There are a few more questions on this research;

  1. The researcher says that Open Defecation has a stronger link with a child’s height and the germs those are more likely coming from people’s feces. Which specific germ inhibits the height capacity of a child?
  2. What are preferred indicators of chronic under nutrition: How it’s a preferred indicator?
  3. The reference to 140 DHS surveys are actually repeat surveys counted time again? What is the rationale to count 140 DHS?
  4. Where is the sample data and correlation analysis from Indian example ?
  5. Why study adopted a generic  control and non-control sampling method, didn’t it has any first hand data?
  6. The study sometime refers Indian census data, and time again JMP. Which data one should rely upon, as census is a population survey while NFHS in India purely a Health survey.
  7. Out of various nutrients a child takes, how researcher can confirm that a particular nutrient that is responsible for height get lesser absorption in intestine? Do we have such research that specifically tells that it happens in case of height? Which chemicals /elements/minerals and germs interact in this phenomena?
  8. The paper correlates stunting directly with Toilet construction! What is the basis to conclude that if there is no toilet it means the children in that area have stunting?
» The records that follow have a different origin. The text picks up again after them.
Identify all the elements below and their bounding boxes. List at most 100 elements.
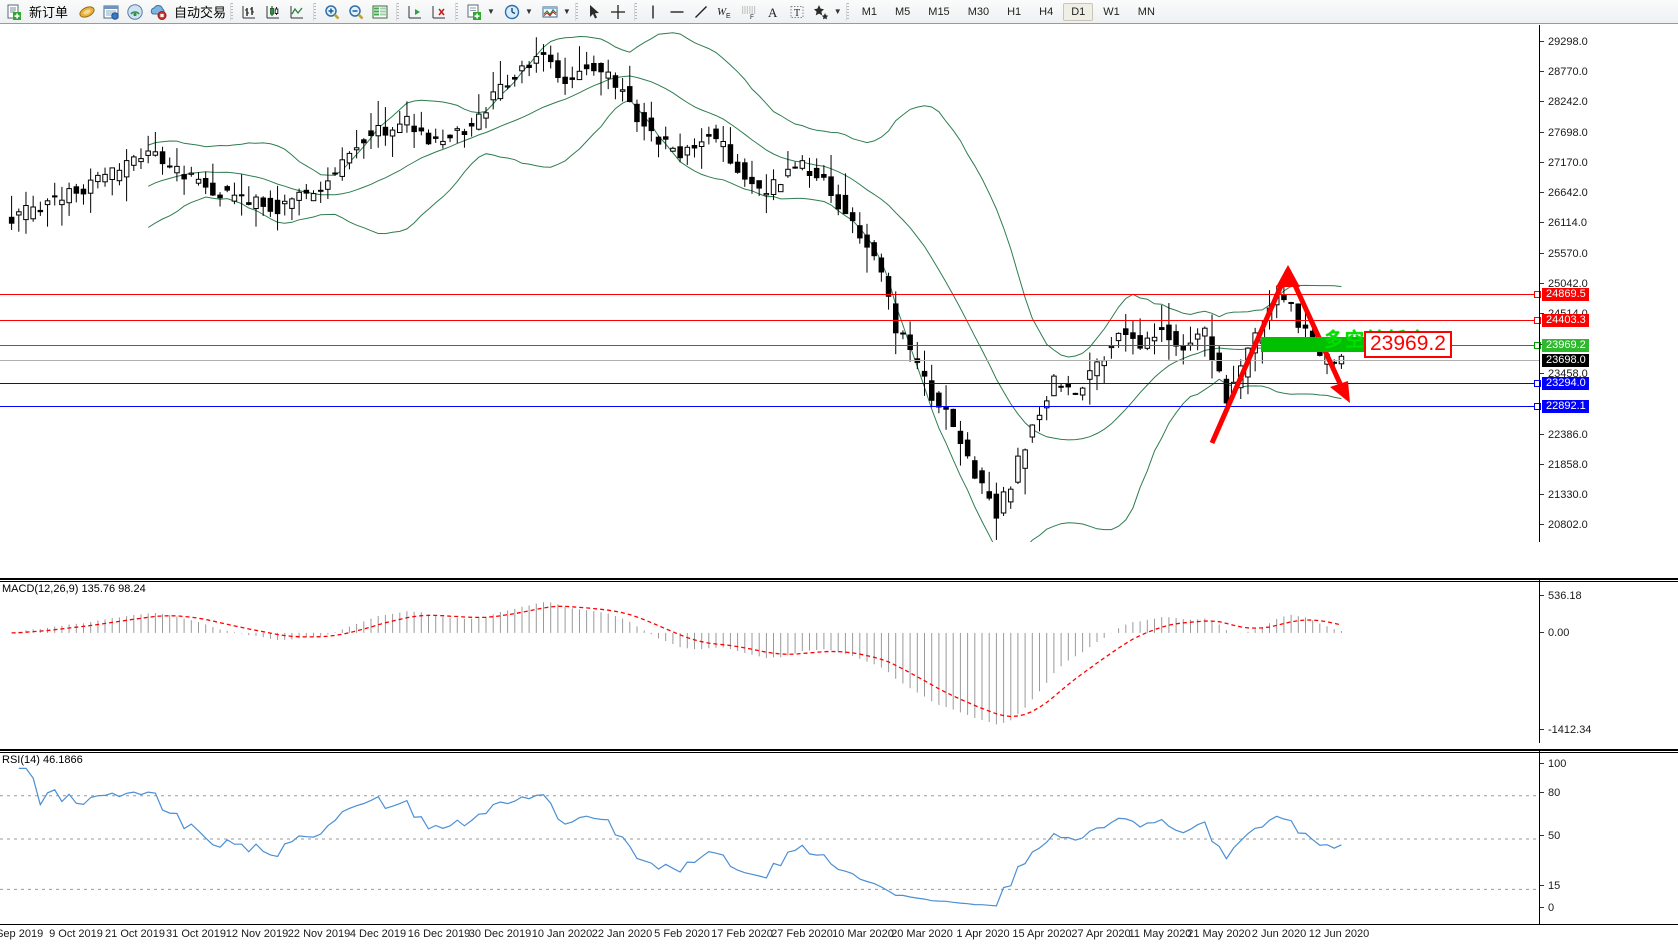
expert-advisors-icon[interactable]	[76, 1, 98, 23]
candle-body	[318, 189, 324, 192]
new-order-icon[interactable]	[3, 1, 25, 23]
fibonacci-icon[interactable]: F	[738, 1, 760, 23]
level-line-handle[interactable]	[1534, 317, 1541, 324]
candle-body	[167, 165, 173, 168]
candle-body	[95, 174, 101, 183]
candle-body	[792, 166, 798, 169]
timeframe-h1[interactable]: H1	[1007, 5, 1022, 18]
candle-body	[238, 194, 245, 197]
data-window-icon[interactable]	[100, 1, 122, 23]
level-line-handle[interactable]	[1534, 342, 1541, 349]
candlestick-chart-icon[interactable]	[262, 1, 284, 23]
trend-arrow-annotation[interactable]	[0, 25, 1540, 542]
shapes-dropdown-caret[interactable]: ▼	[833, 7, 842, 16]
level-line[interactable]	[0, 360, 1540, 361]
timeframe-m5[interactable]: M5	[895, 5, 911, 18]
candle-body	[195, 178, 202, 184]
candle-body	[533, 56, 540, 64]
candle-body	[749, 176, 755, 185]
period-separator-icon[interactable]	[501, 1, 523, 23]
level-line[interactable]	[0, 380, 1541, 387]
price-level-tag[interactable]: 23969.2	[1542, 338, 1589, 352]
level-line-handle[interactable]	[1534, 291, 1541, 298]
timeframe-d1[interactable]: D1	[1063, 2, 1094, 21]
price-level-tag[interactable]: 24403.3	[1542, 314, 1589, 328]
candle-body	[1295, 303, 1301, 328]
candle-body	[871, 242, 877, 257]
level-line[interactable]	[0, 342, 1541, 349]
candle-body	[627, 86, 633, 102]
bar-chart-icon[interactable]	[238, 1, 260, 23]
price-level-tag[interactable]: 24869.5	[1542, 287, 1589, 301]
rsi-pane[interactable]: RSI(14) 46.1866 100 80 50 15 0	[0, 749, 1678, 924]
templates-icon[interactable]	[463, 1, 485, 23]
candle-body	[684, 146, 691, 156]
shapes-icon[interactable]	[810, 1, 832, 23]
zoom-out-icon[interactable]	[345, 1, 367, 23]
elliott-wave-icon[interactable]: W E	[714, 1, 736, 23]
toolbar-separator	[633, 2, 637, 21]
indicators-dropdown-caret[interactable]: ▼	[562, 7, 571, 16]
timeframe-m1[interactable]: M1	[861, 5, 877, 18]
crosshair-icon[interactable]	[607, 1, 629, 23]
period-dropdown-caret[interactable]: ▼	[524, 7, 533, 16]
candle-body	[1302, 324, 1309, 329]
candle-body	[1209, 336, 1215, 361]
date-tick-label: 22 Jan 2020	[591, 928, 653, 940]
new-order-label[interactable]: 新订单	[29, 5, 69, 20]
line-chart-icon[interactable]	[286, 1, 308, 23]
arrow-down-head	[1330, 381, 1350, 403]
price-level-tag[interactable]: 23698.0	[1542, 354, 1589, 368]
auto-scroll-icon[interactable]	[428, 1, 450, 23]
rsi-scale[interactable]: 100 80 50 15 0	[1540, 750, 1678, 924]
level-line[interactable]	[0, 317, 1541, 324]
price-scale[interactable]: 29298.0 28770.0 28242.0 27698.0 27170.0 26642…	[1540, 25, 1678, 542]
trendline-icon[interactable]	[690, 1, 712, 23]
text-icon[interactable]: A	[762, 1, 784, 23]
level-line[interactable]	[0, 403, 1541, 410]
candle-body	[821, 174, 827, 178]
price-callout-box[interactable]: 23969.2	[1364, 330, 1452, 358]
candle-body	[1115, 332, 1122, 342]
timeframe-w1[interactable]: W1	[1103, 5, 1120, 18]
level-line-handle[interactable]	[1534, 380, 1541, 387]
candle-body	[433, 136, 439, 139]
candle-body	[1331, 361, 1337, 364]
candle-body	[1094, 361, 1100, 377]
macd-pane[interactable]: MACD(12,26,9) 135.76 98.24 536.18 0.00 -14…	[0, 578, 1678, 743]
price-level-tag[interactable]: 23294.0	[1542, 377, 1589, 391]
shift-chart-icon[interactable]	[404, 1, 426, 23]
level-line-handle[interactable]	[1534, 403, 1541, 410]
horizontal-line-icon[interactable]	[666, 1, 688, 23]
macd-scale[interactable]: 536.18 0.00 -1412.34	[1540, 579, 1678, 743]
candle-body	[1180, 345, 1186, 351]
price-tick: 21858.0	[1540, 459, 1588, 470]
price-level-tag[interactable]: 22892.1	[1542, 400, 1589, 414]
level-line[interactable]	[0, 291, 1541, 298]
text-label-icon[interactable]: T	[786, 1, 808, 23]
auto-trading-icon[interactable]	[148, 1, 170, 23]
price-tick: 27170.0	[1540, 158, 1588, 169]
arrow-up-head	[1276, 265, 1300, 287]
candle-body	[677, 146, 683, 159]
indicators-icon[interactable]	[539, 1, 561, 23]
timeframe-m30[interactable]: M30	[967, 5, 990, 18]
timeframe-h4[interactable]: H4	[1039, 5, 1054, 18]
signals-icon[interactable]	[124, 1, 146, 23]
data-window-grid-icon[interactable]	[369, 1, 391, 23]
timeframe-group: M1 M5 M15 M30 H1 H4 D1 W1 MN	[853, 2, 1164, 21]
auto-trading-label[interactable]: 自动交易	[174, 5, 227, 20]
timeframe-mn[interactable]: MN	[1137, 5, 1155, 18]
candle-body	[648, 117, 655, 132]
cursor-icon[interactable]	[583, 1, 605, 23]
timeframe-m15[interactable]: M15	[928, 5, 950, 18]
templates-dropdown-caret[interactable]: ▼	[487, 7, 495, 16]
zoom-in-icon[interactable]	[321, 1, 343, 23]
price-tick: 28242.0	[1540, 97, 1588, 108]
price-tick: 26114.0	[1540, 218, 1587, 229]
price-tick: 28770.0	[1540, 67, 1588, 78]
date-tick-label: 12 Nov 2019	[225, 928, 289, 940]
price-chart-pane[interactable]: 多空转折点 23969.2 29298.028770.028242.027698…	[0, 25, 1678, 542]
vertical-line-icon[interactable]	[642, 1, 664, 23]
The conclusions by quoting a few generic example of genetic history are among the poor facts in this research to suggest upon the children’s height pattern in India.

Taking stock from Dean’s research, I wonder, how come malnourished Indian children with no-latrines from its poverty ridden states like Bihar and UP succeeded in giving world class managers, engineers, doctors, scientists, politicians, diplomats and researchers?

Just a food for thought for other such researchers as well.